Divorce et titre de séjour : conséquences - Fain Avocats

Divorce et titre de séjour : conséquences

Titre de séjour et divorce

La délivrance et le renouvellement du titre de séjour du conjoint étranger marié à un Français ou ayant bénéficié d’un regroupement familial sont subordonnés à une communauté de vie. Celle-ci doit être maintenue pour permettre au conjoint étranger de continuer à séjourner en France.

Dans le cas du conjoint étranger marié à un(e) Français(e), la carte de séjour temporaire portant la mention « vie privée et familiale » est délivrée à condition que la communauté de vie n’ait pas cessé depuis le mariage (article L313-11 du Code de l’entrée et du séjour des étrangers et du droit d’asile).
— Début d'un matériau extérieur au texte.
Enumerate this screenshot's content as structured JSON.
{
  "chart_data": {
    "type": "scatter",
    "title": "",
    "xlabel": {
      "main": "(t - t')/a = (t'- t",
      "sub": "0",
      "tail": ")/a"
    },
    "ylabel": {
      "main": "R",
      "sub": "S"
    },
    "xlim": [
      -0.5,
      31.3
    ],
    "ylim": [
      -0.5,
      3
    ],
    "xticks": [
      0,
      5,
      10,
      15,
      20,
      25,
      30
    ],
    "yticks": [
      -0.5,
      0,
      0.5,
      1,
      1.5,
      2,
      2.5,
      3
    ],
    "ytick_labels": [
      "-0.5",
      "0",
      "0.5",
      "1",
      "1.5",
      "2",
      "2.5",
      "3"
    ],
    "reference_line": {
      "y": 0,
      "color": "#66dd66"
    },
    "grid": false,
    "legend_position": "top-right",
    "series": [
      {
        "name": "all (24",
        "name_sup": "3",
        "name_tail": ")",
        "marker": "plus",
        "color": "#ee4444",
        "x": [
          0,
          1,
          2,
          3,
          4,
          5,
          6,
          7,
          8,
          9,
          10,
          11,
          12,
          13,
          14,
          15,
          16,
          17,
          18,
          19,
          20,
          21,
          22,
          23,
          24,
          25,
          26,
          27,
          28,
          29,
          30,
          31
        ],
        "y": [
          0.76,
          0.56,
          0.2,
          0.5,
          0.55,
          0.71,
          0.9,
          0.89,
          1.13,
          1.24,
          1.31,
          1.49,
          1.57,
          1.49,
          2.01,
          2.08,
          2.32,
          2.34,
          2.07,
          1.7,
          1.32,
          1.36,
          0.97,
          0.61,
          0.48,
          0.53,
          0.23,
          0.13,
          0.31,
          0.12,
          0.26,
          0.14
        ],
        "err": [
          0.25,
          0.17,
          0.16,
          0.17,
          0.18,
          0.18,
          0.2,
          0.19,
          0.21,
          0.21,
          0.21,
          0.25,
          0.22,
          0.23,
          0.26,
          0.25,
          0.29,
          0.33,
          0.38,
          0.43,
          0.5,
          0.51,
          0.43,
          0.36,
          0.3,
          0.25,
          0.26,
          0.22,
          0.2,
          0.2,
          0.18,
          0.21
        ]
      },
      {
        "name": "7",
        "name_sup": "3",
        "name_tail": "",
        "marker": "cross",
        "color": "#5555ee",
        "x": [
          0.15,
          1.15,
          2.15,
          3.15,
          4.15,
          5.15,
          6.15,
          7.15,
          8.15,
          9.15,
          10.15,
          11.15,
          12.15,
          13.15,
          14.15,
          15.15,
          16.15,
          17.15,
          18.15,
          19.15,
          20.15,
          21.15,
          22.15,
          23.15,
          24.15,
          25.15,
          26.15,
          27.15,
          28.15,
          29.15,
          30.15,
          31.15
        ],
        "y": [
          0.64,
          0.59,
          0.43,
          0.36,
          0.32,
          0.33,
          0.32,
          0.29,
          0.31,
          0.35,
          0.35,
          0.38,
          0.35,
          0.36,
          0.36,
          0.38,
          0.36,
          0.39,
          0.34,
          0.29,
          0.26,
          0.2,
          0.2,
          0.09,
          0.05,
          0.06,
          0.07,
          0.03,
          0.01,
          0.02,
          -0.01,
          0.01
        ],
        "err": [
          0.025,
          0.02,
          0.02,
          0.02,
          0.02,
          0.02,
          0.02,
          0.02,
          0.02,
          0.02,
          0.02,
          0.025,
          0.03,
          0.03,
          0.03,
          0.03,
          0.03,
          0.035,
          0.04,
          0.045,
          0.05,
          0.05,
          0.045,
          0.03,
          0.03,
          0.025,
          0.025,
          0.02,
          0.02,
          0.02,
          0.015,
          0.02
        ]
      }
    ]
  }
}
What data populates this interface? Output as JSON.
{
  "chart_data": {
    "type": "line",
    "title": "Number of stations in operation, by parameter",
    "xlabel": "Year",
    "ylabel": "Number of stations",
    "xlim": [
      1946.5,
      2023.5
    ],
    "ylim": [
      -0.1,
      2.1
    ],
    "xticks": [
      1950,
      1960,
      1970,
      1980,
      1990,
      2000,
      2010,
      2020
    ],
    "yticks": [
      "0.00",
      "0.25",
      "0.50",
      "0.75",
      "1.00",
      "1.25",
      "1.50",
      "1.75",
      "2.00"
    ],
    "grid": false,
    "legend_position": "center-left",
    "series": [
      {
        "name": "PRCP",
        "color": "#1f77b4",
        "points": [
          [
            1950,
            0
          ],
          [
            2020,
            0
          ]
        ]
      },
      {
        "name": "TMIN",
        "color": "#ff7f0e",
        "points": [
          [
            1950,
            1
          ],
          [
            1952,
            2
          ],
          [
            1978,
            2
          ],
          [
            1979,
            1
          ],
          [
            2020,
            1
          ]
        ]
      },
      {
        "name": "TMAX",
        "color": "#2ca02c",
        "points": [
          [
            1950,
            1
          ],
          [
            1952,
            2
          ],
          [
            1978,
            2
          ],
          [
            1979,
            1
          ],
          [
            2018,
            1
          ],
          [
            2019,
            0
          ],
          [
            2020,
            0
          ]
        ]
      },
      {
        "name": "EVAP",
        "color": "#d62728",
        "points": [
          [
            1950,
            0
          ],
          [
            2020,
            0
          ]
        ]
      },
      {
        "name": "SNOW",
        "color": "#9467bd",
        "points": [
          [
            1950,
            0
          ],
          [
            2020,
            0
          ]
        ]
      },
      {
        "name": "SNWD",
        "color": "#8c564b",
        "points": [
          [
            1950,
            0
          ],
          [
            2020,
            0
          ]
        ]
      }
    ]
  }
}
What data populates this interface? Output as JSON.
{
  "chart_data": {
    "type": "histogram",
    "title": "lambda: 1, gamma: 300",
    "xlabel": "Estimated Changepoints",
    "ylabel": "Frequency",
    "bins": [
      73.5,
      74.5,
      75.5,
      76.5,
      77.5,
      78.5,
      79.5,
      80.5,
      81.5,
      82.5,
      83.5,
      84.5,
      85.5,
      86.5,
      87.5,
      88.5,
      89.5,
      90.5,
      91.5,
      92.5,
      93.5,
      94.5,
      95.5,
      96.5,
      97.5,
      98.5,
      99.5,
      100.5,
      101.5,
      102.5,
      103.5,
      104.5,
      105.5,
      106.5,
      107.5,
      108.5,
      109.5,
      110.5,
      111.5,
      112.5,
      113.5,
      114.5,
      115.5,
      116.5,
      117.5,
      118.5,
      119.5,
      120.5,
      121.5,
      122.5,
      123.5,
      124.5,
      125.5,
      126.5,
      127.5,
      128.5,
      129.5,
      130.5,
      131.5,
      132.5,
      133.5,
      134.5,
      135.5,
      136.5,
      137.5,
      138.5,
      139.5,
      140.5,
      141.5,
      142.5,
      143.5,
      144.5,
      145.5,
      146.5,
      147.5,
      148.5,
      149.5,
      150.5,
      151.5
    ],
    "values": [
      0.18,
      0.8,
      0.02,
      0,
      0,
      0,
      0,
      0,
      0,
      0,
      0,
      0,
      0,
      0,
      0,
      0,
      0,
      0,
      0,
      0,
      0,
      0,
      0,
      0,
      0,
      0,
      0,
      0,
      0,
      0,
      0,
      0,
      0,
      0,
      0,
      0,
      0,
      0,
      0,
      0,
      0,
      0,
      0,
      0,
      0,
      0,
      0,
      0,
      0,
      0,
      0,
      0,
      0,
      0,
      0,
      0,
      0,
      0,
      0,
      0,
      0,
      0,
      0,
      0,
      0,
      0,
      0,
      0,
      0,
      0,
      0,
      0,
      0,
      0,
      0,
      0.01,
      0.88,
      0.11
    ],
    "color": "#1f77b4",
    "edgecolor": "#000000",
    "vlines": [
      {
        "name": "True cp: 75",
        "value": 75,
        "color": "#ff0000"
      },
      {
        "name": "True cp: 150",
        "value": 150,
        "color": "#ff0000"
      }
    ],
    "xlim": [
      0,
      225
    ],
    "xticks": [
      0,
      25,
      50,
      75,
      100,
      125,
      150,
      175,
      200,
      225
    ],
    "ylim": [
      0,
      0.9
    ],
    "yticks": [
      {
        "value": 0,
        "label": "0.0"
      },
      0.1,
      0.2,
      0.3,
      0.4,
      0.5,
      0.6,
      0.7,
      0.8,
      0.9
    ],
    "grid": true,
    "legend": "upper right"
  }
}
Le renouvellement de cette même carte est soumis à la même condition.

Après trois ans de mariage avec un(e) Français(e), le conjoint étranger peut solliciter une carte de résident, toujours à la condition que la communauté de vie entre les époux n’ait pas cessé depuis le mariage (article L314-9 CESEDA).

En cas de rupture de la vie commune, le retrait de la carte de résident du conjoint étranger ne peut intervenir que dans la limite de quatre ans à compter de la date du mariage (article L314-5-1 CESEDA). Néanmoins, le retrait ne pourra être effectué dans certains cas :

  • Lorsqu’un enfant est né de l’union et que le conjoint titulaire de la carte de résident démontre qu’il contribue effectivement à l’entretien et à l’éducation de l’enfant et ce depuis la naissance.
  • En cas de décès du conjoint français.
  • En cas de violences conjugales, l’administration peut renouveler le titre de séjour.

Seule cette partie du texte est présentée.